More than 70 Russian universities are being investigated for 'protecting' students by shutting them out of their dorm rooms late at night — forcing them to sleep on the street or bribe their way in, a news report said.
The check was prompted by student rights' ombudsman Artyom Khromov, who collected several hundred complaints from students and sent them to the Prosecutor General's Office on June 19, Kommersant reported Thursday.
According to the complaints, 71 different universities have imposed curfews that prohibit students from entering or leaving the schools' dormitories after a certain time in the evening.

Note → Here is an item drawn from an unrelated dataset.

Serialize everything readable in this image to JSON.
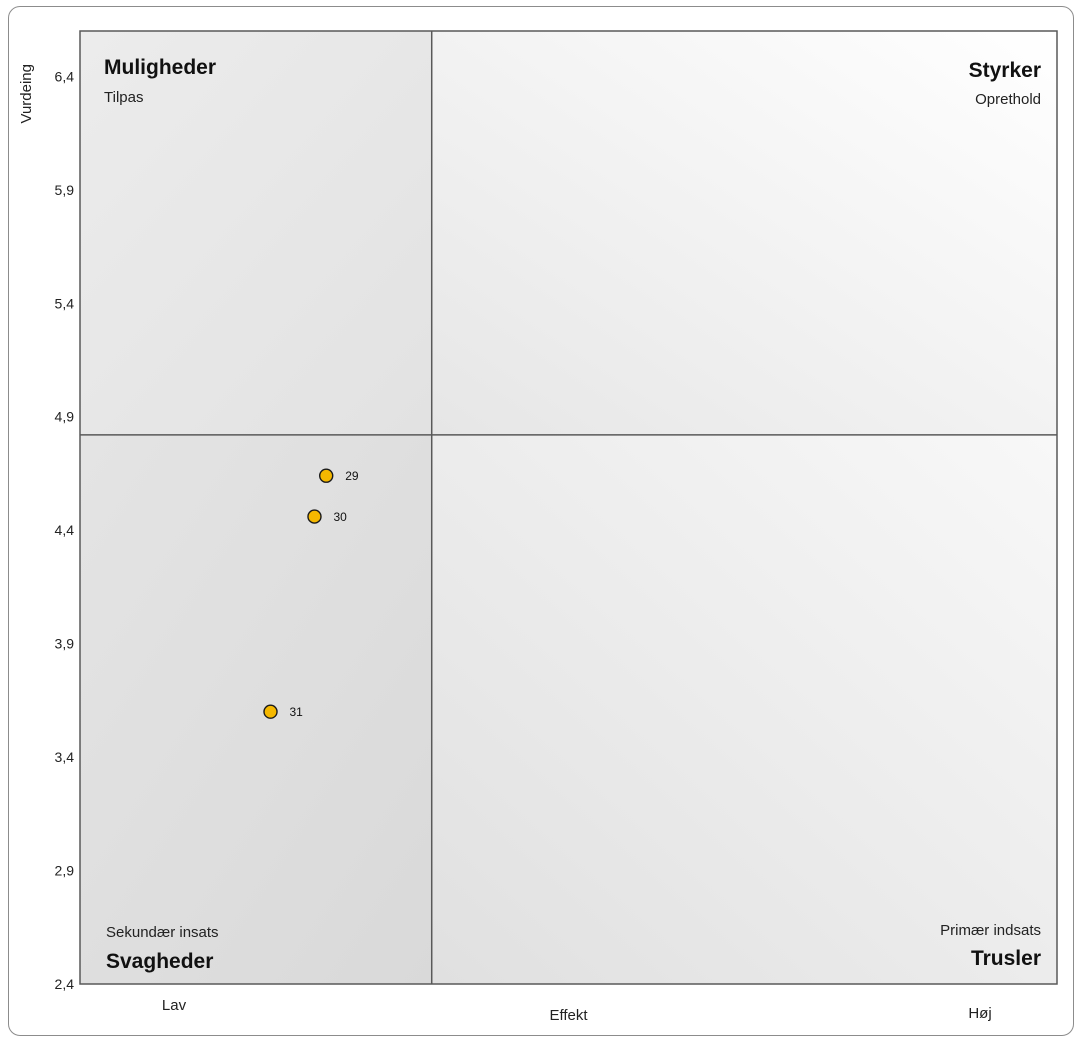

"More often than not, administrations are explaining their imposition of a curfew by saying they need to protect their students. But as a result, students are being forced to either spend the night on the street or climb up to their window. The other option is to bribe the security guards — which is also detrimental to security," Khromov was quoted as saying by Kommersant.
Students say they have been required to provide documentation showing they have late-night jobs if they return home late, and those unable to provide a valid reason have been threatened with eviction, according to Khromov.
Such moves by the dorm administrations are illegal and violate the Housing Code, which stipulates that the tenant cannot restrict the inhabitant's usage of his living space, Khromov said.
Khromov also cited comments by the deputy head of the Education and Science Ministry, Veniamin Kaganov, who told universities in March they did not have the right to set curfews for paid student accommodation.
Kaganov also said at that time that students were not required to provide explanations for why they were returning home late at night.